In the second sentence, a few things have been done. Height has been added to the grass via the word waded. More descriptive and lyrical words like verdant, tawny, scarlet, and interwoven provide some flow. There is now a theme, comparing the meadow to a sea. There is even a hint of sound from the word waves, implying motion and breeze around the MC, as well as the quiet emerald sea. The second example has more impact than the first, and yet we did not add more sentences, nor is the word count significantly higher. The reader will be able to envision the scene in much greater detail.
If we can then take this example and expand on it throughout our writing, the reader will find themselves catapulted directly into our world. They will be able to see, hear, and feel the scene around them. More importantly, they can pay attention to the story unfolding before them and believe they are sitting right in the middle of it all.

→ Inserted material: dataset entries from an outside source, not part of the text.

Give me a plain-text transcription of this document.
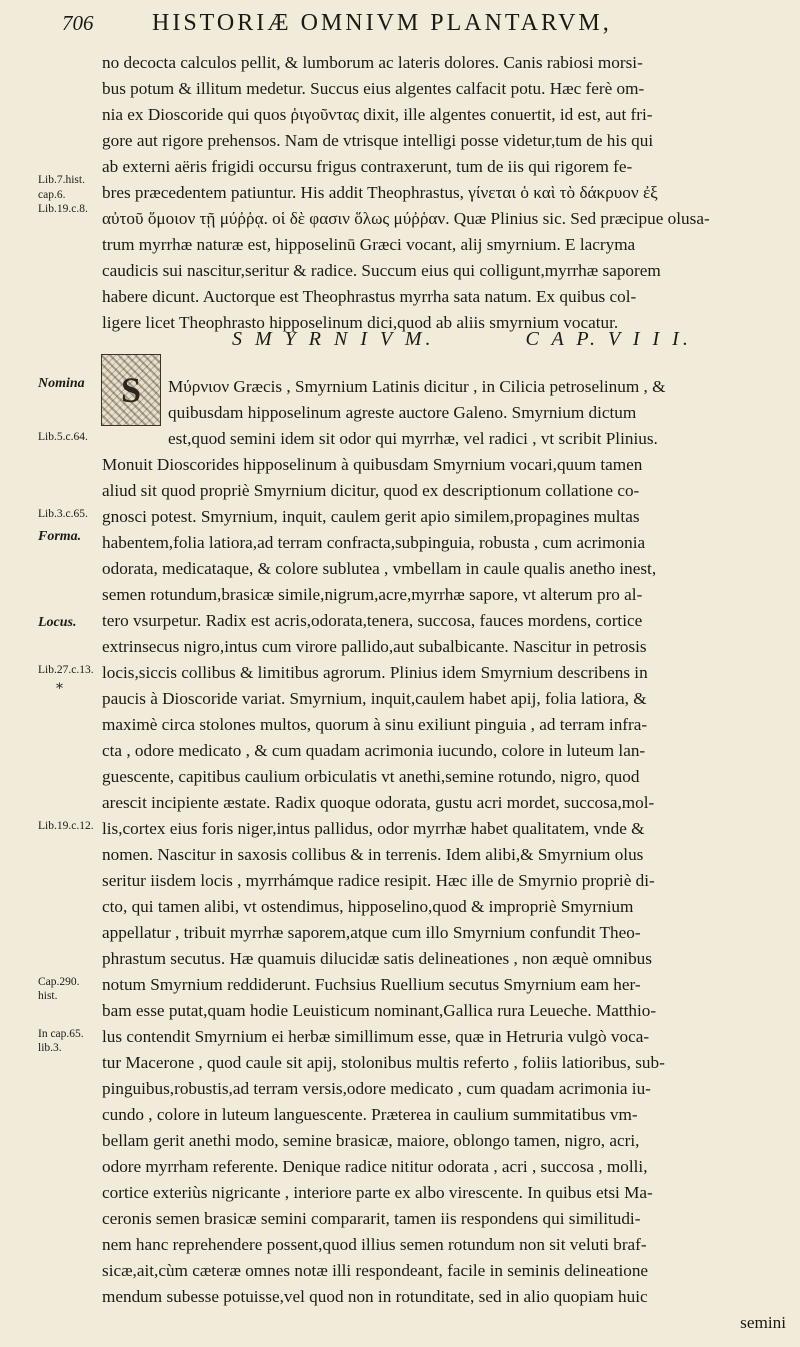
706 HISTORIÆ OMNIVM PLANTARVM,
no decocta calculos pellit, & lumborum ac lateris dolores. Canis rabiosi morsi-
bus potum & illitum medetur. Succus eius algentes calfacit potu. Hæc ferè om-
nia ex Dioscoride qui quos ῥιγοῦντας dixit, ille algentes conuertit, id est, aut fri-
gore aut rigore prehensos. Nam de vtrisque intelligi posse videtur,tum de his qui
ab externi aëris frigidi occursu frigus contraxerunt, tum de iis qui rigorem fe-
bres præcedentem patiuntur. His addit Theophrastus, γίνεται ὁ καὶ τὸ δάκρυον ἐξ
αὐτοῦ ὅμοιον τῇ μύῤῥᾳ. οἱ δὲ φασιν ὅλως μύῤῥαν. Quæ Plinius sic. Sed præcipue olusa-
trum myrrhæ naturæ est, hipposelinū Græci vocant, alij smyrnium. E lacryma
caudicis sui nascitur,seritur & radice. Succum eius qui colligunt,myrrhæ saporem
habere dicunt. Auctorque est Theophrastus myrrha sata natum. Ex quibus col-
ligere licet Theophrasto hipposelinum dici,quod ab aliis smyrnium vocatur.
S M Y R N I V M.	C A P. V I I I.
S	Μύρνιον Græcis , Smyrnium Latinis dicitur , in Cilicia petroselinum , &
quibusdam hipposelinum agreste auctore Galeno. Smyrnium dictum
est,quod semini idem sit odor qui myrrhæ, vel radici , vt scribit Plinius.
Monuit Dioscorides hipposelinum à quibusdam Smyrnium vocari,quum tamen
aliud sit quod propriè Smyrnium dicitur, quod ex descriptionum collatione co-
gnosci potest. Smyrnium, inquit, caulem gerit apio similem,propagines multas
habentem,folia latiora,ad terram confracta,subpinguia, robusta , cum acrimonia
odorata, medicataque, & colore sublutea , vmbellam in caule qualis anetho inest,
semen rotundum,brasicæ simile,nigrum,acre,myrrhæ sapore, vt alterum pro al-
tero vsurpetur. Radix est acris,odorata,tenera, succosa, fauces mordens, cortice
extrinsecus nigro,intus cum virore pallido,aut subalbicante. Nascitur in petrosis
locis,siccis collibus & limitibus agrorum. Plinius idem Smyrnium describens in
paucis à Dioscoride variat. Smyrnium, inquit,caulem habet apij, folia latiora, &
maximè circa stolones multos, quorum à sinu exiliunt pinguia , ad terram infra-
cta , odore medicato , & cum quadam acrimonia iucundo, colore in luteum lan-
guescente, capitibus caulium orbiculatis vt anethi,semine rotundo, nigro, quod
arescit incipiente æstate. Radix quoque odorata, gustu acri mordet, succosa,mol-
lis,cortex eius foris niger,intus pallidus, odor myrrhæ habet qualitatem, vnde &
nomen. Nascitur in saxosis collibus & in terrenis. Idem alibi,& Smyrnium olus
seritur iisdem locis , myrrhámque radice resipit. Hæc ille de Smyrnio propriè di-
cto, qui tamen alibi, vt ostendimus, hipposelino,quod & impropriè Smyrnium
appellatur , tribuit myrrhæ saporem,atque cum illo Smyrnium confundit Theo-
phrastum secutus. Hæ quamuis dilucidæ satis delineationes , non æquè omnibus
notum Smyrnium reddiderunt. Fuchsius Ruellium secutus Smyrnium eam her-
bam esse putat,quam hodie Leuisticum nominant,Gallica rura Leueche. Matthio-
lus contendit Smyrnium ei herbæ simillimum esse, quæ in Hetruria vulgò voca-
tur Macerone , quod caule sit apij, stolonibus multis referto , foliis latioribus, sub-
pinguibus,robustis,ad terram versis,odore medicato , cum quadam acrimonia iu-
cundo , colore in luteum languescente. Præterea in caulium summitatibus vm-
bellam gerit anethi modo, semine brasicæ, maiore, oblongo tamen, nigro, acri,
odore myrrham referente. Denique radice nititur odorata , acri , succosa , molli,
cortice exteriùs nigricante , interiore parte ex albo virescente. In quibus etsi Ma-
ceronis semen brasicæ semini compararit, tamen iis respondens qui similitudi-
nem hanc reprehendere possent,quod illius semen rotundum non sit veluti braf-
sicæ,ait,cùm cæteræ omnes notæ illi respondeant, facile in seminis delineatione
mendum subesse potuisse,vel quod non in rotunditate, sed in alio quopiam huic
semini
Lib.7.hist.
cap.6.
Lib.19.c.8.
Nomina
Lib.5.c.64.
Lib.3.c.65.
Forma.
Locus.
Lib.27.c.13.
*
Lib.19.c.12.
Cap.290.
hist.
In cap.65.
lib.3.
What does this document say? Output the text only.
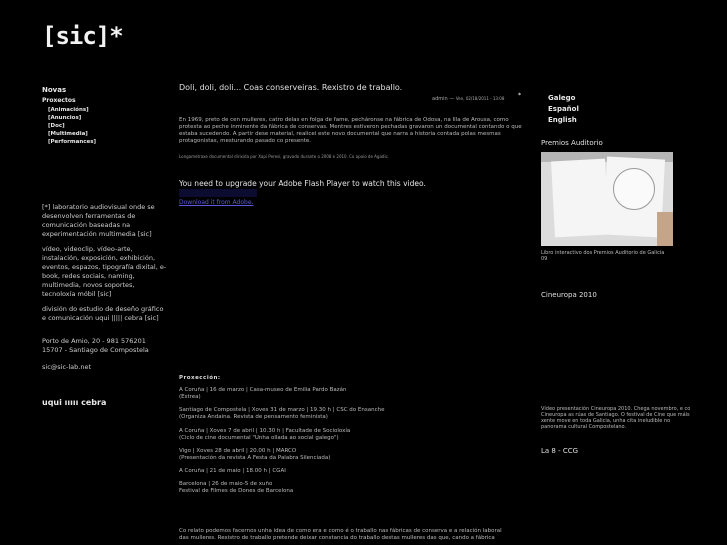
[sic]*
Novas
Proxectos
[Animacións]
[Anuncios]
[Doc]
[Multimedia]
[Performances]

[*] laboratorio audiovisual onde se desenvolven ferramentas de comunicación baseadas na experimentación multimedia [sic]

vídeo, videoclip, vídeo-arte, instalación, exposición, exhibición, eventos, espazos, tipografía dixital, e-book, redes sociais, naming, multimedia, novos soportes, tecnoloxía móbil [sic]

división do estudio de deseño gráfico e comunicación uqui ||||| cebra [sic]

Porto de Amio, 20 - 981 576201

15707 - Santiago de Compostela

sic@sic-lab.net

uqui ııııı cebra

Doli, doli, doli... Coas conserveiras. Rexistro de traballo.
admin — Ven, 02/18/2011 - 13:08 *
En 1969, preto de cen mulleres, catro delas en folga de fame, pecháronse na fábrica de Odosa, na Illa de Arousa, como protesta ao peche inminente da fábrica de conservas. Mentres estiveron pechadas gravaron un documental contando o que estaba sucedendo. A partir dese material, realicei este novo documental que narra a historia contada polas mesmas protagonistas, mesturando pasado co presente.
Longametraxe documental dirixida por Xapi Peresí, gravado durante o 2008 e 2010. Co apoio de Agadic.
You need to upgrade your Adobe Flash Player to watch this video.
Download it from Adobe.
Proxección:
A Coruña | 16 de marzo | Casa-museo de Emilia Pardo Bazán
(Estrea)
Santiago de Compostela | Xoves 31 de marzo | 19.30 h | CSC do Ensanche
(Organiza Andaina. Revista de pensamento feminista)
A Coruña | Xoves 7 de abril | 10.30 h | Facultade de Socioloxía
(Ciclo de cine documental "Unha ollada ao social galego")
Vigo | Xoves 28 de abril | 20.00 h | MARCO
(Presentación da revista A Festa da Palabra Silenciada)
A Coruña | 21 de maio | 18.00 h | CGAI
Barcelona | 26 de maio-5 de xuño
Festival de Filmes de Dones de Barcelona
Co relato podemos facernos unha idea de como era e como é o traballo nas fábricas de conserva e a relación laboral
das mulleres. Rexistro de traballo pretende deixar constancia do traballo destas mulleres das que, cando a fábrica
Galego
Español
English
Premios Auditorio
Libro interactivo dos Premios Auditorio de Galicia 09
Cineuropa 2010
Vídeo presentación Cineuropa 2010. Chega novembro, e co Cineuropa as rúas de Santiago. O festival de Cine que máis xente move en toda Galicia, unha cita ineludible no panorama cultural Compostelano.
La 8 - CCG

The sentence improvements shown are only one way to handle this. How would you improve upon the basic sentence, without merely adding more words or switching one word for another? How do you approach description in your writing? And is there a point where things become too descriptive?
4 comments:
Eric - Thank you for including me in this really good post. Is there a point where things become to descriptive? I believe so. One of the most important things to remember is to allow the reader to build upon you description. That way it becomes their description and thus get pulled in faster. Also, how the scene impacts the MC is another way to describe what is happening or what is around the MC.
I'm often accused of too little description, mostly because writers who busily describe settings tend to bore me (Tolkien). However, I really like what you have done, giving the setting while moving the action along. The setting and description becomes embedded in the story itself, we know where we are but we haven't had to read three or four paragraphs of nothing but details to get there.
An post I needed to read today. I have been pouring over my WiP, wondering what to do with one of the scenes. I now realise what it needs...descriptive tweeking. Thanks.
Brian - Thanks for your input. I'll have to keep those things in mind as I work on my own WIPs.
Cassandra - I really know what you mean about Tolkien. The Silmarillion was a really tough read (in large part) because of the descriptions. Thank you for the comments though, since what you describe was exactly my intent.
Glynis - I'm so glad I can help. I find gems like this on other's pages as well, so it's good to know I can provide the same inspiration at times.